Pour moi, le risque le plus important, c’est celui de la responsabilité que l’on porte quand on utilise les intelligences artificielles. Sortir une image en disant « Le pape porte une doudoune blanche », ça ne prête pas plus à conséquences que ça. Sortir une image en disant « Mon président est poursuivi pour corruption », ça peut faire rigoler en famille ou au bureau mais c’est une image qui ne disparaîtra plus jamais une fois qu’elle est sur Internet. À partir de là et parce qu’on ne sait pas ce qu’elle va devenir, on porte une responsabilité quand on crée une image. Il faut que les gens commencent à réfléchir à ce qu’on apporte au monde quand on crée. Quelle est ma responsabilité si mon image est diffusée alors même que ce n’est pas moi qui la diffuse ? Même si on n’en tire pas une rémunération, cette image existe. La provenance des images et la responsabilité de celui qui crée doivent être prises en compte. C’est quelque chose sur lequel une éducation doit être faite. Pour nous, c’est un point extrêmement important.

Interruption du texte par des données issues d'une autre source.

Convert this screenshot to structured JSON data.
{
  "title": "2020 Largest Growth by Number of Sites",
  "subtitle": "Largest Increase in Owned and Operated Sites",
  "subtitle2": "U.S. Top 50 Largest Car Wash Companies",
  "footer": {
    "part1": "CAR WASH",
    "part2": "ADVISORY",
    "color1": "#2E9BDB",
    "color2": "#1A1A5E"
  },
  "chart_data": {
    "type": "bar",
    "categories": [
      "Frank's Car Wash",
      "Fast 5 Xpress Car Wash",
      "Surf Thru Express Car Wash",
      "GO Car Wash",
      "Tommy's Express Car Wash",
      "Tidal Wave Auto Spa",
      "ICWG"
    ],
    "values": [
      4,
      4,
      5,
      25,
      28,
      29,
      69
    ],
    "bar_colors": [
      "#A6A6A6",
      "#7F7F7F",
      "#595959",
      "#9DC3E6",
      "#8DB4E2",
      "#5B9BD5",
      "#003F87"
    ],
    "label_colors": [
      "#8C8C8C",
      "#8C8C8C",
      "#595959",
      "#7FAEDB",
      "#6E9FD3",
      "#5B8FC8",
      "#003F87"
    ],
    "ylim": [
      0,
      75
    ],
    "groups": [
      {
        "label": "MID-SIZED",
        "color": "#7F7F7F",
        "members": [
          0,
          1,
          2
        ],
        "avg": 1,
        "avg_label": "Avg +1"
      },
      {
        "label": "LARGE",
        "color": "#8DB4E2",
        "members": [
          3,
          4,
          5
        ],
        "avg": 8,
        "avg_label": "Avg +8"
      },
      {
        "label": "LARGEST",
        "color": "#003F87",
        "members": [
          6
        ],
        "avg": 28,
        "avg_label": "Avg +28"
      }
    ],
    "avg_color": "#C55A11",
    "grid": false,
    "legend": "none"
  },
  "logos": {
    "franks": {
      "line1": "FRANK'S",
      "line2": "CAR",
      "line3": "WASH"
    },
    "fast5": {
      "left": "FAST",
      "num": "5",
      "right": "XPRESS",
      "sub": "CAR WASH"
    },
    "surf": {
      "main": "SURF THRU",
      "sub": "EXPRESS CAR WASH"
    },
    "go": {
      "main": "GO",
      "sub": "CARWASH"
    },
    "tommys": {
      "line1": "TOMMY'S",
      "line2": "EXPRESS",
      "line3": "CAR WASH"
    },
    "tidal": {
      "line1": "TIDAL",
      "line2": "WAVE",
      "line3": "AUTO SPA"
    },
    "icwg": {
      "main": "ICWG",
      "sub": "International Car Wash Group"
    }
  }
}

Le dernier point (et il dérive du précédent), c’est celui des fake news. Nous pensons qu’il est nécessaire d’avoir une charte qui s’applique aux créateurs d’intelligences artificielles et qui classe les images en fonction de leurs risques. L’image est certifiée comme une photographie pure, elle est suspecte d’être potentiellement le fruit d’une intelligence artificielle ou elle vient directement d’une intelligence artificielle. Il y a aussi une sorte d’hybridation qui peut se faire avec des logiciels de retouche d’image. Ce n’est pas vraiment du génératif, mais où commence le génératif et où commence l’outil pur ? On n’en sait rien. Tout reste encore à créer, mais je pense qu’il y a une charte d’éthique et une sorte de classification à faire qui permettent de savoir, tant pour les créateurs que pour les utilisateurs, où est ce qu’on met les pieds. »
Au final, des pistes de réflexion, l’ébauche de solutions et un consensus général qui s’est dégagé sur le fait qu’il est plus que temps que les photographes sortent de la position pétrifiée allant de l’effroi au déni où se trouvent beaucoup d’entre eux. En un mot : la peur n’élimine pas le danger. S’emparer de l’outil pour en explorer le potentiel créatif comme les limites s’annonce donc urgent pour la profession.